Imagine a world in which ice extends farther than the Arctic and Antarctic—a world in which ice sheets cover large chunks of North America, Europe, and Asia. At times, much of the Earth’s surface has been covered by sheets of ice. These periods of Earth’s history are known as its ice ages, with glaciers a prominent feature.
WHAT IS A GLACIER?
A glacier is a slow-moving river of ice, forced to move downhill by its weight. It can be enormous. In an ice age, Earth’s temperature varies, with glaciers pushing forward over land during the cold periods (known as glacial periods) and retreating in warmer periods (interglacial periods).
AN EARLY VIEW
A nineteenth century artwork by a Swedish geologist and naturalist, Oswald Heer, provided an unrealistic picture of large mammals, including mammoths and deer, surviving at the edges of the last ice age. In reality, these mammals lived on steppes (grasslands).
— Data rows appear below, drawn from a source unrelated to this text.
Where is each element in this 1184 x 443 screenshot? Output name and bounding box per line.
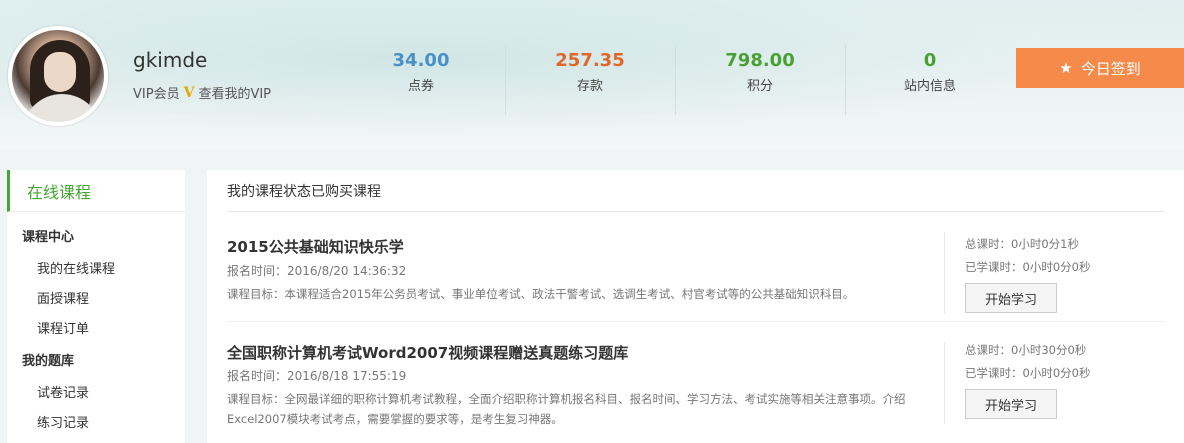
divider [944,342,945,424]
sidebar-item-course-orders[interactable]: 课程订单 [7,312,185,342]
stat-coupons[interactable]: 34.00 点券 [336,50,506,94]
vip-line: VIP会员 V 查看我的VIP [133,83,271,103]
course-name[interactable]: 全国职称计算机考试Word2007视频课程赠送真题练习题库 [227,342,628,363]
stat-value: 798.00 [725,50,795,71]
stat-value: 257.35 [555,50,625,71]
sidebar: 在线课程 课程中心 我的在线课程 面授课程 课程订单 我的题库 试卷记录 练习记… [7,170,185,443]
sidebar-group-course-center: 课程中心 [22,230,75,245]
stat-value: 34.00 [392,50,450,71]
stat-points[interactable]: 798.00 积分 [675,50,845,94]
course-name[interactable]: 2015公共基础知识快乐学 [227,236,404,257]
stat-messages[interactable]: 0 站内信息 [845,50,1015,94]
divider [944,232,945,314]
course-total-hours: 总课时：0小时0分1秒 [965,237,1079,251]
sidebar-item-offline-courses[interactable]: 面授课程 [7,282,185,312]
sidebar-item-exam-records[interactable]: 试卷记录 [7,376,185,406]
course-total-hours: 总课时：0小时30分0秒 [965,343,1087,357]
course-enroll-time: 报名时间：2016/8/18 17:55:19 [227,369,407,383]
avatar[interactable] [8,26,108,126]
course-learned-hours: 已学课时：0小时0分0秒 [965,260,1091,274]
stat-label: 点券 [407,79,434,94]
vip-label: VIP会员 [133,87,180,102]
view-vip-link[interactable]: 查看我的VIP [198,83,271,102]
username: gkimde [133,48,208,72]
sidebar-group-question-bank: 我的题库 [22,354,75,369]
stat-value: 0 [923,50,937,71]
course-learned-hours: 已学课时：0小时0分0秒 [965,366,1091,380]
sidebar-title: 在线课程 [7,170,185,212]
course-item: 全国职称计算机考试Word2007视频课程赠送真题练习题库 报名时间：2016/… [227,322,1164,443]
course-goal: 课程目标：全网最详细的职称计算机考试教程，全面介绍职称计算机报名科目、报名时间、… [227,392,906,426]
page-title: 我的课程状态已购买课程 [227,170,1164,212]
course-item: 2015公共基础知识快乐学 报名时间：2016/8/20 14:36:32 课程… [227,212,1164,322]
course-goal: 课程目标：本课程适合2015年公务员考试、事业单位考试、政法干警考试、选调生考试… [227,287,855,301]
stat-label: 积分 [746,79,773,94]
signin-label: 今日签到 [1080,60,1141,78]
start-learning-button[interactable]: 开始学习 [965,283,1057,313]
star-icon: ★ [1059,60,1073,77]
stat-label: 存款 [576,79,603,94]
vip-badge-icon: V [183,84,195,101]
sidebar-item-practice-records[interactable]: 练习记录 [7,406,185,436]
main-panel: 我的课程状态已购买课程 2015公共基础知识快乐学 报名时间：2016/8/20… [207,170,1184,443]
stat-label: 站内信息 [903,79,956,94]
course-enroll-time: 报名时间：2016/8/20 14:36:32 [227,264,407,278]
sidebar-item-my-online-courses[interactable]: 我的在线课程 [7,252,185,282]
start-learning-button[interactable]: 开始学习 [965,389,1057,419]
daily-signin-button[interactable]: ★ 今日签到 [1016,48,1184,88]
stat-deposit[interactable]: 257.35 存款 [505,50,675,94]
Over millions of years, Earth has moved from warm periods to cold periods and back to warm periods. Scientists don’t know what triggers an ice age, but think it has something to do with gradual changes in the Earth’s orbit around the Sun over millions of years.
An unusual route opens
During an ice age, sea levels fall by as much as 300 ft (100 m) as water becomes locked up on land as ice, instead of flowing out to sea in rivers. As the sea falls, new land appears, sometimes forming a bridge between continents or islands. During the last ice age, land bridges joined Britain to Europe, New Guinea to Australia, and Siberia to Alaska, allowing people to cross from Asia to North America.
Clues from the past
When an ice age ends and glaciers disappear, they leave behind lots of clues that the land was once buried under ice. Glaciers carve away land as they flow, forming deep, U-shaped valleys. When they melt, they leave behind huge boulders, called erratics, often made from a type of rock not found locally.
A blanket of ice
At the peak of the last ice age, some 20,000 years ago, large areas of northern Europe were covered by ice, as well as Greenland and Iceland and parts of the Atlantic Ocean. Europe’s mountain ranges—the Alps, the Pyrenees, the Urals, and the Carpathians—were also covered in ice.
DID YOU KNOW?
Modern humans emerged during the last ice age, living south of the ice sheets. There were also big mammals known as megafauna, including:
■ Woolly mammoths
■ Woolly rhinos
■ Cave bears
■ Cave lions
■ Giant beavers
Many of the large mammals became extinct just after modern humans arrived.